15日に初伏が来る。伏日には暑さを乗り切ろうと多様な滋養食を食べるが、最も大衆的な料理はサムゲタンである。サムスンカード・ブルーデータラボによると、初伏にはサムゲタンの販売が平日より最大4.5倍まで増える。
なぜ伏日にはこのようにサムゲタンを多く求めるのか。鶏肉のたんぱく質に加え、朝鮮人参のサポニン(ジンセノサイド)成分が体力を引き上げ、体内の疲労回復を助けるためである。とりわけ朝鮮人参の核心成分であるサポニンは免疫細胞を活性化し、身体の疲労を誘発する乳酸の蓄積を抑制し、血液循環を助ける。ホ・ジュンは『東医宝鑑』で朝鮮人参について「性質は温かく味は甘いかやや苦く、毒はない。五臓の気が不足するときに用い、精神を安定させて目を明るくし、記憶力を良くする」と記した。
朝鮮人参に関する誤った通念の一つとして、一般に「熱の多い人は朝鮮人参を食べてはいけない」という偏見があるが、研究結果は事実と異なることが示された。建国大グローカルキャンパス研究チームの動物実験の結果、紅参摂取群では体温上昇を誘発する交感神経の活性度が低下し、体内の恒常性を調節する副交感神経の活性度が増加して体温変化が正常範囲内で安定的に維持されることが確認された。朝鮮人参は体温を上げるのではなく、むしろバランスを整えて夏の暑さで疲れた身体を安定させるのに役立つという意味である。
◇ 差別化された朝鮮人参文化、ユネスコ文化遺産登録を推進
祖先たちは朝鮮人参を「シム」と呼んだ。1489年に編纂された医学書『救急簡易方諺解』では「人蔘」と記し、これをハングルに直すときには「シム」と訳した。ホ・ジュンも東医宝鑑で「人蔘」のすぐ下にハングルで「シム」と表記した。山で朝鮮人参(山参)を発見すると「シムバッタ(見つけた)」と言う理由もこのためである。
朝鮮人参は韓国内だけで栽培するわけではない。中国の朝鮮人参は「田七参」、日本は「竹節参」、米国は「花旗参」と呼ぶ。これと区別するため韓国の朝鮮人参は「高麗人参」と呼ぶ。漢字で記すとき高麗人参は「蔘」(人参の意)字を用い、中国や日本は「參」(さん)字を用いる点も違いがある。
高麗人参と別称するほど、朝鮮人参は食材を超える韓国固有の文化として通用する。現在、農協は韓国人参協会などとともに、朝鮮人参の栽培文化がユネスコの人類無形文化遺産に登録されるよう努めている。
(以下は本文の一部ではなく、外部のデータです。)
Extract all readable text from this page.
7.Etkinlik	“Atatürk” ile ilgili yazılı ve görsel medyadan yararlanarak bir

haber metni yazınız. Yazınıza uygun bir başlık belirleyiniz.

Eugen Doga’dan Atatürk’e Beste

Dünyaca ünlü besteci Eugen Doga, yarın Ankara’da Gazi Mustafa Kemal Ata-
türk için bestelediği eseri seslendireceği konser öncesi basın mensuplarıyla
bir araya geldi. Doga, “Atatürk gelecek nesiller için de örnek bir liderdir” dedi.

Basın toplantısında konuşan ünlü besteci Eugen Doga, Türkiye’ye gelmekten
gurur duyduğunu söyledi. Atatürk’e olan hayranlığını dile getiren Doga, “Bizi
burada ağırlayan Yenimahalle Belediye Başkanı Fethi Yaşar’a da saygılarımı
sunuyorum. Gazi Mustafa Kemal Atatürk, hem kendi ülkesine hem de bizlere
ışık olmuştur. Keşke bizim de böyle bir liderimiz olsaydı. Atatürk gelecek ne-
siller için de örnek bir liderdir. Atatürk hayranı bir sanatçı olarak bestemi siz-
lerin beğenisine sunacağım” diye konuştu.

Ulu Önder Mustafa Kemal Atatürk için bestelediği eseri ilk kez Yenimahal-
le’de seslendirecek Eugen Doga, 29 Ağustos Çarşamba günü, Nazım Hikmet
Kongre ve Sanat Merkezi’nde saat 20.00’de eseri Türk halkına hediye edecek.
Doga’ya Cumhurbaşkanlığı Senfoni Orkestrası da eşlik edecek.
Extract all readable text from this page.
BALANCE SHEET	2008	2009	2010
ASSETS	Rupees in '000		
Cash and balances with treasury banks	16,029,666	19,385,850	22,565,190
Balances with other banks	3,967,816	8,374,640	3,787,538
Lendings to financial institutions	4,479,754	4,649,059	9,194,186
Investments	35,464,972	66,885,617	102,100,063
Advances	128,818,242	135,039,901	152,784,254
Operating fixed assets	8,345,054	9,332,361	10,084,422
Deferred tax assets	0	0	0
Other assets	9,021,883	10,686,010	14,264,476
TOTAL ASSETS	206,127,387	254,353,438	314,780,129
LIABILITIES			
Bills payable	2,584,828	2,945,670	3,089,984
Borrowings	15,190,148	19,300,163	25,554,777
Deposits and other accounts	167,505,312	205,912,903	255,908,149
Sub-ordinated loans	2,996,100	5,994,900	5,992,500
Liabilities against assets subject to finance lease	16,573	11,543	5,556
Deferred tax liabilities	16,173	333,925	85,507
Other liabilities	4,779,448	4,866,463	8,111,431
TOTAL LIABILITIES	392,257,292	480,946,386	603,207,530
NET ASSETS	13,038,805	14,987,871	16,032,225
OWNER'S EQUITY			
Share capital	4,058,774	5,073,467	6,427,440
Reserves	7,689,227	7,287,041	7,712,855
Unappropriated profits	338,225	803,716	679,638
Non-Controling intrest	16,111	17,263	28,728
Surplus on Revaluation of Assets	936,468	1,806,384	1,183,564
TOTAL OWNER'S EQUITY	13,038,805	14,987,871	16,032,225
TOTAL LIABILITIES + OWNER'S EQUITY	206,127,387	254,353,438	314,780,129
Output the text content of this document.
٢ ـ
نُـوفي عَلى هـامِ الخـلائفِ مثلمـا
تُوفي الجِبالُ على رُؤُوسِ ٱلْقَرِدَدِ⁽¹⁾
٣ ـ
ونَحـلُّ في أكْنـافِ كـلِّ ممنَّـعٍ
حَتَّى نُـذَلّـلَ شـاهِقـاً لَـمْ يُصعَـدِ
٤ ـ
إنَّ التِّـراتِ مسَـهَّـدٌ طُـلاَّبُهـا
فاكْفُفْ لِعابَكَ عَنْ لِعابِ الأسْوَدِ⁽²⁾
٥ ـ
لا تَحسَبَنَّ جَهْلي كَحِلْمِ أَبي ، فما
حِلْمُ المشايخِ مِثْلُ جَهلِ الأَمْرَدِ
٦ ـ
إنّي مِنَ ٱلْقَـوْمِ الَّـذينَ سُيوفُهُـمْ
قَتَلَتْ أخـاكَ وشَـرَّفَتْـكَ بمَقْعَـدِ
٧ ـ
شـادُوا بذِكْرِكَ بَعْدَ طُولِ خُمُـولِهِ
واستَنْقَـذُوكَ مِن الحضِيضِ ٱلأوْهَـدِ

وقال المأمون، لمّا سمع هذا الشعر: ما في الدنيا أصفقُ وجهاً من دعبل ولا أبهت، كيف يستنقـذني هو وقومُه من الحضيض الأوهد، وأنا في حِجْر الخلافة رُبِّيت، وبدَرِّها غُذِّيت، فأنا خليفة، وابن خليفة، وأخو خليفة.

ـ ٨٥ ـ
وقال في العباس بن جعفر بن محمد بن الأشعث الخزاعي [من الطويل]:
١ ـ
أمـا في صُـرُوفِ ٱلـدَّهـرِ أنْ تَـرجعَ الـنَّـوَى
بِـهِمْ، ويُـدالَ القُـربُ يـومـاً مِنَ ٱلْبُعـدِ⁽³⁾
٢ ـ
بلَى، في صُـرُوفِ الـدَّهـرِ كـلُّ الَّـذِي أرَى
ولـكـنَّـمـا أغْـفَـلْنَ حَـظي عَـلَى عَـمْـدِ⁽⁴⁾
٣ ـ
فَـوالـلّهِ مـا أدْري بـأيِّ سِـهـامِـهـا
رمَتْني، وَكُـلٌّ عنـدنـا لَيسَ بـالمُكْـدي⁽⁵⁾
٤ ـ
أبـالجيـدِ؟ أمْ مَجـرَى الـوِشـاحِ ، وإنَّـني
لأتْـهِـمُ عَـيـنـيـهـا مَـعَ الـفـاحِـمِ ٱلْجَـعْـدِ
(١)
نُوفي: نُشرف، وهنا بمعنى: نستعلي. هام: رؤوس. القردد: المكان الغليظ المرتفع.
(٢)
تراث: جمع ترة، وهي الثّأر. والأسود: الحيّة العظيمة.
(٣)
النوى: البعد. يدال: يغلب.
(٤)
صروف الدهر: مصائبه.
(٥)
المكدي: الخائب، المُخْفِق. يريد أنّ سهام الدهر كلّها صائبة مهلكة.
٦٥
農協関係者は「朝鮮人参文化のユネスコ人類無形文化遺産登録は、単に記録を残すことを超え、朝鮮人参を栽培し消費する共同体文化を未来世代まで保護し継承するという巨大なプロジェクトだ」とし、「朝鮮人参の消費が単なる栄養摂取を超え『健康な文化を消費する過程』となるよう、文化的価値を再創造していく」と述べた。
◇ 全国各地で生産される朝鮮人参…上手に味わうには
韓国内での朝鮮人参栽培は、高麗時代に全南ファスン郡トンボク面モフ山一帯で始まったとする説が有力である。現在は多様な地域で朝鮮人参を栽培する。代表的な産地としては、忠南クムサンと慶北プンギ、江原ホンチョン、全北チャンスなどが挙げられる。京畿カンファドと全南チャンフンで育った朝鮮人参も市中で高い評価を受けている。
朝鮮人参はどう食べるのがよいか。サムゲタンに入れるときは朝鮮人参の蕾頭(頭部)を除去し、タワシで清潔に洗って入れればよい。鶏の腹の中にもち米と水参を1本入れて長時間煮込めば、朝鮮人参の栄養成分がだし全体に溶け込み、鶏肉の臭みも除去する。
疲労が押し寄せる勤務時間には、薄く切った朝鮮人参を温かい湯に抽出して飲めばエネルギーが迅速に充填される。苦味が負担なら蜂蜜を加えればよい。水参を洗浄後に細かく刻み蜂蜜に漬けた「朝鮮人参の蜂蜜漬け」は成長期の子どもの栄養おやつとして最適だ。
カン・ホドン農協中央会長は「韓国の大地で誠実に育てた朝鮮人参は、健やかな夏を守る心強い盾だ」とし、「生産管理を徹底し、安全基準を守って消費者が信頼して求める朝鮮人参を生産できるよう最善を尽くす」と述べた。